Monday, September 27, 2010

Aura Viewing at Rochester

I've been in school now for three weeks, sitting in class with 60+ people for 3 to 6 hours four days a week.   That doesn't include group meetings, professional development events, clubs, and activities.  It's busy, yes, but what that means is that I have a large sample and a lot of time with people with auras.  The monotone gray background in all the classrooms, making for prime viewing.  And I'm seeing auras quite easily.  Easily and automatically (more on that in a moment.)

I have not yet seen "life colors," but I am seeing the ethereal body around people's heads and shoulders, which starts out looking like a whitish glow, but now that I have more experience, I am starting to see color in that.  I saw bluish-green around my teammate's head this morning.  And the other day I saw a yellow halo, almost around another student.  I was sitting across the room from her, and I kept starting at her.  It was about a foot away from  her body on all sides.  She's actually a teammate too.  

Now, back to "easily and automatically."  I've been giving myself the suggestion before I go fall asleep that I can see human aura colors easily and automatically.  I'm telling my conscious mind what I want in my life and it's giving it to me.  Since I started doing that, I've been seeing them much easier and more automatically than more.  Imagine that.  I will keep playing with it and see what else I can do.

Sunday, September 12, 2010

Kids can see auras

It's been confirmed... kids can see the aura colors.

My aunt Lynne, asked her 3-year old granddaughter, "Kole, do you see any color above my head?"  Kole replied, "Yellow."

Which corresponds with what I saw for Lynne.  I saw yellow and violet with some blank spaces, where the green that Pam said she has in her aura probably is.  I'm quite excited about this.  I've heard that children up to the age of about 5 can see auras, but I haven't confirmed it personally until now.  So it's true.

What makes this even more exciting is that it means that I probably saw auras when I was a child too, and so did everybody.  I'm playing with the ideas that everything that is exists in the moment and there is no time lag.  That I have access NOW to everything I was in the past and everything I will be in the future.  To put it another way, the child is still the same person she will be when she's an adult... the acorn grows into the oak tree.  It comes from the same "stuff" that was in the acorn, it has just grown into a different form.  But it's still what it is.

I am still the same person I was as a child, when I could see auras naturally.  I still have access to that part of myself.  And I have access to it now, because I am that person.  Which means I can see auras, easily and naturally, because I am that child that does it automatically.

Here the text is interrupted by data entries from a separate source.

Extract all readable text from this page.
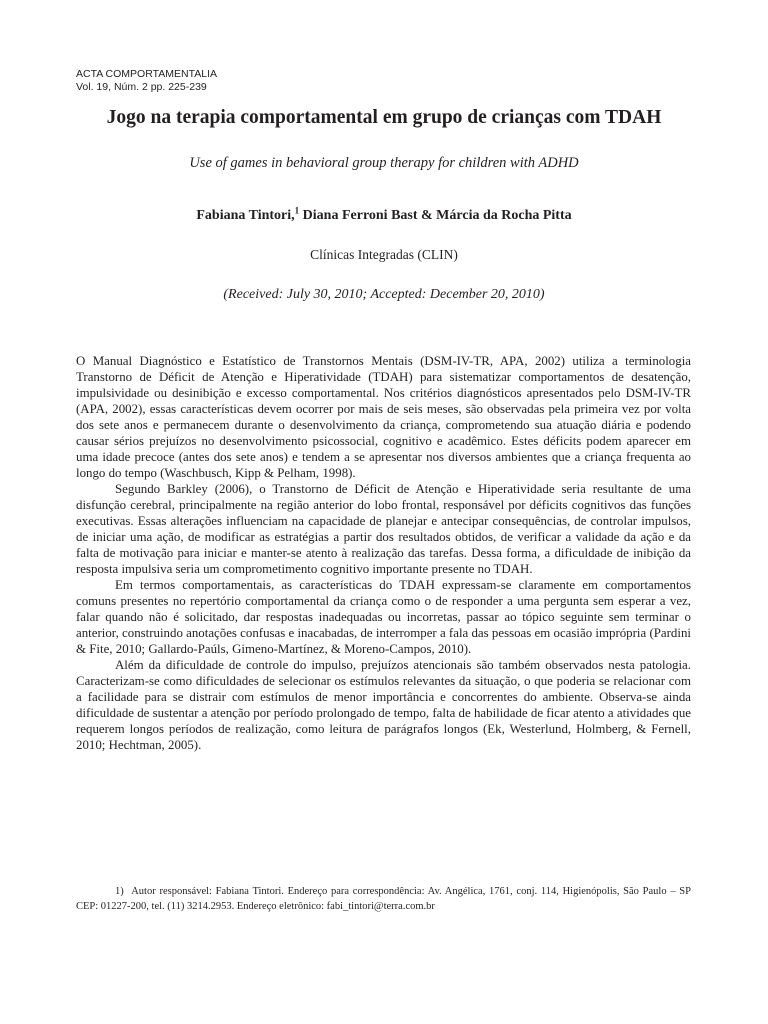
ACTA COMPORTAMENTALIA
Vol. 19, Núm. 2 pp. 225-239
Jogo na terapia comportamental em grupo de crianças com TDAH
Use of games in behavioral group therapy for children with ADHD
Fabiana Tintori,$^1$ Diana Ferroni Bast & Márcia da Rocha Pitta
Clínicas Integradas (CLIN)
(Received: July 30, 2010; Accepted: December 20, 2010)

O Manual Diagnóstico e Estatístico de Transtornos Mentais (DSM-IV-TR, APA, 2002) utiliza a terminologia Transtorno de Déficit de Atenção e Hiperatividade (TDAH) para sistematizar comportamentos de desatenção, impulsividade ou desinibição e excesso comportamental. Nos critérios diagnósticos apresentados pelo DSM-IV-TR (APA, 2002), essas características devem ocorrer por mais de seis meses, são observadas pela primeira vez por volta dos sete anos e permanecem durante o desenvolvimento da criança, comprometendo sua atuação diária e podendo causar sérios prejuízos no desenvolvimento psicossocial, cognitivo e acadêmico. Estes déficits podem aparecer em uma idade precoce (antes dos sete anos) e tendem a se apresentar nos diversos ambientes que a criança frequenta ao longo do tempo (Waschbusch, Kipp & Pelham, 1998).

Segundo Barkley (2006), o Transtorno de Déficit de Atenção e Hiperatividade seria resultante de uma disfunção cerebral, principalmente na região anterior do lobo frontal, responsável por déficits cognitivos das funções executivas. Essas alterações influenciam na capacidade de planejar e antecipar consequências, de controlar impulsos, de iniciar uma ação, de modificar as estratégias a partir dos resultados obtidos, de verificar a validade da ação e da falta de motivação para iniciar e manter-se atento à realização das tarefas. Dessa forma, a dificuldade de inibição da resposta impulsiva seria um comprometimento cognitivo importante presente no TDAH.

Em termos comportamentais, as características do TDAH expressam-se claramente em comportamentos comuns presentes no repertório comportamental da criança como o de responder a uma pergunta sem esperar a vez, falar quando não é solicitado, dar respostas inadequadas ou incorretas, passar ao tópico seguinte sem terminar o anterior, construindo anotações confusas e inacabadas, de interromper a fala das pessoas em ocasião imprópria (Pardini & Fite, 2010; Gallardo-Paúls, Gimeno-Martínez, & Moreno-Campos, 2010).

Além da dificuldade de controle do impulso, prejuízos atencionais são também observados nesta patologia. Caracterizam-se como dificuldades de selecionar os estímulos relevantes da situação, o que poderia se relacionar com a facilidade para se distrair com estímulos de menor importância e concorrentes do ambiente. Observa-se ainda dificuldade de sustentar a atenção por período prolongado de tempo, falta de habilidade de ficar atento a atividades que requerem longos períodos de realização, como leitura de parágrafos longos (Ek, Westerlund, Holmberg, & Fernell, 2010; Hechtman, 2005).

1) Autor responsável: Fabiana Tintori. Endereço para correspondência: Av. Angélica, 1761, conj. 114, Higienópolis, São Paulo – SP CEP: 01227-200, tel. (11) 3214.2953. Endereço eletrônico: fabi_tintori@terra.com.br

Have I explained that clearly? It's quite profound.  I'm excited.  I'll let you know how it goes.

Sunday, September 5, 2010

Deepening affect of seeing auras #3

No fear of death

Seeing the unseen triggered something in me that made me open and ready for new ideas... for things that we aren't taught in our culture... for things that aren't perceived by most people.   I am receptive to these ideas.  I feel like I got a foundation with my upbringing as a Christian Scientist.  This is a lot of the stuff I was taught as a child, only it goes much deeper than CS goes and doesn't involve all the Christian dogma.  In CS we are taught that there is no death and that life is eternal... that death is an illusion, that the material world is an illusion.  But that's as far as it goes.  The main text of the religion states all this, but doesn't explain it, doesn't even allow for scientific evidence, ironically, even though the religion has the word "science" in the name.

Now I have a new understanding.  I can see that we are more than our physical bodies, that we are more than we are trained to believe we are.  That we are more powerful and more unlimited and more creative than we are taught, than we believe.  I've seen it.  And we are here to express our creativity, to create whatever it is we want, to learn how to create our own reality.  That's what I'm experimenting with now, consciously.

But it doesn't end when we "die".  We are too creative, too intelligent, too adventurous for that.  We keep going on.  We reincarnate and come back to try something else.  I've been reading all about it, I've heard people talk about near death experiences and what it was like on the other side.  (If you are interested this is a fascinating show: Prana, near death experiences.)  I've talked to a psychic who contacted my mother who is perfectly happy where she is and doing just fine.  I feel like I have an understanding of what happens now and so I have no fear.  I do not fear blanking out into a void of unconsciousness, my understanding now is that consciousness never dies, it continues on forever.

Consciousness seems to be the key to it all.  We are not our bodies, but we identify with them so much we feel like we are.  We are not even our consciousness, it is a tool we use for creation and consciousness doesn't die.  We are conscious in our dreams - it is just a different state of consciousness.  We still perceive our surroundings and events take place -  our experiences are very real to our minds, and I would say they are very real to our consciousness.  The same is true in "death".  It is just a different state of consciousness.  We are not in our bodies anymore, but we are still aware.  I don't fear death now because I feel like I understand it.